It’s unfair, but lashing out is easier than lying, even when it’s not deserved. And I’m so close to finding out what happened to Charlotte.

Brian says nothing for a very long time, and I’m just about to take the phone from my ear to check whether he’s ended the call when—

“Tell me where you are and I’ll come and collect you.”

He may as well have offered me the other cheek.

“There’s no need. Really. I brought the car.”

“Then I’ll join you. We’ll get a coffee. Have a talk.”

There’s a cough to my left and I remember that I’m not alone. Ella is tapping away at her phone like her life depends on it, but I can tell by the hunch of her shoulders and the fact that her body’s angled away from me that she finds this whole situation hideously awkward. And who can blame her?
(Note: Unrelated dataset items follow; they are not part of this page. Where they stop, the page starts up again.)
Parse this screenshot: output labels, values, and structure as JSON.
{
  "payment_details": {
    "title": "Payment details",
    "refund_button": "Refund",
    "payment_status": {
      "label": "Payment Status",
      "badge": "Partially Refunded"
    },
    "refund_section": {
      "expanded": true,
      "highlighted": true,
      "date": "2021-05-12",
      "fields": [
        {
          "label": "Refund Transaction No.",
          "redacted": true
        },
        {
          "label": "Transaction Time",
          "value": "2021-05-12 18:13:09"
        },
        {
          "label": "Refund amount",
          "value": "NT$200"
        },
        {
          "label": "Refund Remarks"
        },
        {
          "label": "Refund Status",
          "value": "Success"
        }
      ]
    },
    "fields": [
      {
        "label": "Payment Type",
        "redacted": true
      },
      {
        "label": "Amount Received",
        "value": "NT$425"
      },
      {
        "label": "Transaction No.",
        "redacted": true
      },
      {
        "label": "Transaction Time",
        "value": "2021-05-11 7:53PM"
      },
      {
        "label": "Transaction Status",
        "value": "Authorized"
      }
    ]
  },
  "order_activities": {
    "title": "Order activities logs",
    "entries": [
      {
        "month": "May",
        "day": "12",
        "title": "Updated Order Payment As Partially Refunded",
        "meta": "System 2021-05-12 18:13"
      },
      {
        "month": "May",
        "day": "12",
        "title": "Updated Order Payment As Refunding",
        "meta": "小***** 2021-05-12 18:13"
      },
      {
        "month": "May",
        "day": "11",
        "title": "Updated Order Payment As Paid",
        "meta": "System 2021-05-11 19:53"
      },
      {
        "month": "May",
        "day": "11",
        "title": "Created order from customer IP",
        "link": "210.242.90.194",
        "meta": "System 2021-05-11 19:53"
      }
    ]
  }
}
I asked her to come along to convince Liam to tell me the truth, not to bear witness to my marital problems.

“I don’t want any company, Brian,” I say and then I realize that’s exactly why he’s checking up on me. He’s not trying to control me; he’s worried. My mother has just died, he thinks I’m suffering from depressive anxiety and posttraumatic stress disorder, and I’m insisting he leave me alone. He probably thinks I’m about to do a Sylvia Plath and walk into the sea.

“I’m sorry.” I soften my voice. “I know you’re just trying to look after me, but this is something I need to get through on my own and—”

“But—”

“Not forever, just today. I just need to get through today on my own. I’ll be back by this evening. Please, Brian. Please trust me.”

“Of course I trust you, Sue. I just don’t want you to—”

“I’m not going to do anything silly,” I say, even though I know there’s every chance I might do the opposite, depending on what Liam has to say. But I don’t feel silly. I feel like I’m regaining control of my life, twenty years too late. “Please, Brian, I need to do this.”

“Okay,” he says. “I understand. Just…please don’t stay out too late. Don’t make me worry unnecessarily.”

My heart twists in my chest. He is a good man. Despite everything, he’s a good man and I’m lucky to have him in my life.

“I love you, Brian.”

Ella squirms in her seat, but I don’t care.

“I love you too, Sue. Take care of yourself, okay, and I’ll see you later.”

I end the call, but I don’t immediately turn to Ella. Instead I stare out of the windshield, at the thin blue line of sea on the horizon, and I say a small prayer. Not to God, the universe, or anyone in particular, but I ask for strength, courage, and protection for my family. I ask for a twenty-year nightmare to be over.

“Can I put the radio on,” Ella asks, reaching toward the CD player, “if you’re just going to sit there and be weird? I can’t stand it when it’s quiet.”

I smile. “No need. We’re going to go and see Liam now, and I hope you’ll do the talking.”

***

If Liam’s older sister was surprised to see his girlfriend’s mum and ex-best friend standing on the doorstep, she didn’t let on. Instead she pointed in the direction of Lewes Road and told us that he and Last Fight, his band, were rehearsing. She didn’t know what time they’d finish, but suggested we wait in the Gladstone, the pub around the corner, where they always headed afterward.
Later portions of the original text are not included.